First let us take the case $n=1$, i.e., $f\colon\mathbb{R}\to\mathbb{R}$.
Up to some stretching and translating, let us say that $P=(0,0)$, $Q=(1,f(1))$, $N_P=(-f'(0),1)$, $N_Q=(-f'(1),1)$. Then
$$N_Q-N_P=(f'(0)-f'(1),0)$$
and
$$Q-P=Q=(1,f(1))$$
so
$$\langle N_Q-N_P,Q-P\rangle=f'(0)-f'(1)$$
Now you should know that the derivative of a convex function is non-decreasing (see details below, as I could not find the proof of this here at MSE), so $f'(0)-f'(1)\leq 0$.
For general $f\colon\mathbb{R}\to\mathbb{R}$, a similar argument will yield the result. Or you can "stretch and translate", as in the beginning of the solution: If $P=(x_0,f(x_0))$ and $Q=(x_1,f(x_1))$, apply the case above to $g(x)=f((x_1-x_0)x+x_0)-f(x_0)$ and rewrite the normals of $f$ in terms of the normals of $g$.
As for the fact I mentioned about derivatives of convex functions, we need the following general fact (see Prob. 23, Chap. 4 in Baby Rudin: Every convex function is continuous and every increasing convex function of a convex function is convex):
if $f$ is convex on an interval containing $x_1<x_2<x_3$, then
$$\frac{f(x_2)-f(x_1)}{x_2-x_1}\leq\frac{f(x_3)-f(x_1)}{x_3-x_1}\leq\frac{f(x_3)-f(x_2)}{x_3-x_2}$$
(i.e., the slope of the secans increase when you move them to the right)
Then given $x_0<x_1$, we have, for all $x_0<z<w<x_1$,
\begin{align*}
\frac{f(z)-f(x_0)}{z-x_0}
&\leq\frac{f(x_1)-f(x_0)}{x_1-x_0}\\
&\leq\frac{f(x_1)-f(w)}{x_1-w}\\
&=\frac{f(w)-f(x_1)}{w-x_1}
\end{align*}
Letting $z\to x_0^+$ and $w\to x_1^-$, we conclude
$$f'(x_0)\leq f'(x_1)$$
For general $n$, let $f\colon\mathbb{R}^n\to\mathbb{R}$ convex. The tangent space at a point $(x_0,f(x_0))$ of the graph is given by vectors of the form $(x,\nabla f(x_0)\cdot x)$ (where $\nabla f$ is the gradient of $f$ and "$\cdot$" denotes the usual inner product). It follows that the inner normal vectors are given by $(-\nabla f(x_0),1)$.
Let $P=(x_0,f(x_0))$ and $Q=(x_1,f(x_1))$ be given, with $x_0,x_1\in\mathbb{R}^n$. Then
$$\langle N_Q-N_P,Q-P\rangle=(\nabla f(x_1)-\nabla f(x_0))\cdot (x_0-x_1)\tag{$\bigstar$}$$
The following argument is a standard way of transforming a multivariable problem into a single-variable problem: Restrict your function to a line!
Consider the function $g\colon\mathbb{R}\to\mathbb{R}$ given by $g(\lambda)=f((1-\lambda)x_0+\lambda x_1)$. Then $g$ is convex. The single variable case yields $g'(1)\geq g'(0)$.

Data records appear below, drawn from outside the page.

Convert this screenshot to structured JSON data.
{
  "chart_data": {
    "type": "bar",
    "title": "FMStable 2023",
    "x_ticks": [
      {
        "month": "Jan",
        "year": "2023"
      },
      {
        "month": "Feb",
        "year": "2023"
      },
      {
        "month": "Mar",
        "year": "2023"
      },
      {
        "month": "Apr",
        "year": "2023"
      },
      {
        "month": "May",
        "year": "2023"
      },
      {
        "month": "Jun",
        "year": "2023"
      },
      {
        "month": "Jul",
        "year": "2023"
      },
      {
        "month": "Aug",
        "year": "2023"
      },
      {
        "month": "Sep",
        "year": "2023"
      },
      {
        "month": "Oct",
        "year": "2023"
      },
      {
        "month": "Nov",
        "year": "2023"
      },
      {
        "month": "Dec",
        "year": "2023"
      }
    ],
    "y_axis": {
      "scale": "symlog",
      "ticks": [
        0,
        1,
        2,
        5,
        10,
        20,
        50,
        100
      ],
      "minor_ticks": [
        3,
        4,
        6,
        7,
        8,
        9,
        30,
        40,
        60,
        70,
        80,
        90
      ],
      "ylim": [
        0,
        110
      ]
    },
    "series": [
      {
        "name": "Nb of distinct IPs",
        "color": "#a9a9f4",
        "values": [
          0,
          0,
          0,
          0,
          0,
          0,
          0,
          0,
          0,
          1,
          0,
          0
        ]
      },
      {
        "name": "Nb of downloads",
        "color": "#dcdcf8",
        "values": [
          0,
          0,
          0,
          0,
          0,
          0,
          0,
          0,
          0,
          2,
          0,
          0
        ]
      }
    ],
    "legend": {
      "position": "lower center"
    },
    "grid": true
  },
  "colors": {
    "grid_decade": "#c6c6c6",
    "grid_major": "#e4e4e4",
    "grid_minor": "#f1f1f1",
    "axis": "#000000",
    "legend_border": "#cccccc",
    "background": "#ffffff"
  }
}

Let us use the chain rule to calculate $g'$ in terms of $\nabla f$ (I can never remember the formulas, so skip this if you want). I'll denote the derivative of a function $F\colon\mathbb{R}^N\to\mathbb{R}^M$ at a point $x_0$ by $dF_{x_0}$.
Let $h\colon\mathbb{R}\to\mathbb{R}^n$, $h(\lambda)=(1-\lambda)x_0+\lambda x_1=x_0+\lambda(x_1-x_0)$. Then
- $dh_\lambda(t)=t(x_1-x_0)$ for any $\lambda$
- $df_{x_0}(x)=\nabla f(x_0)\cdot x$.
- $dg_\lambda(t)=d(f\circ h)_\lambda(t)=df_{h(\lambda)}(dh_{\lambda}(t))=\nabla f(h(\lambda))\cdot(x_1-x_0)$
- $g'(\lambda)=dg_\lambda(1)$
So in particular
$$g'(1)=\nabla f(h(1))\cdot(x_1-x_0)=\nabla f(x_1)\cdot(x_1-x_0)$$
and similarly
$$g'(0)=\nabla f(x_0)\cdot (x_1-x_0)$$
Using these equalities along with $g'(0)\leq g'(1)$ and equation ($\bigstar$), we conclude that $\langle N_Q-N_P,Q-P\rangle\leq 0$, as we wanted.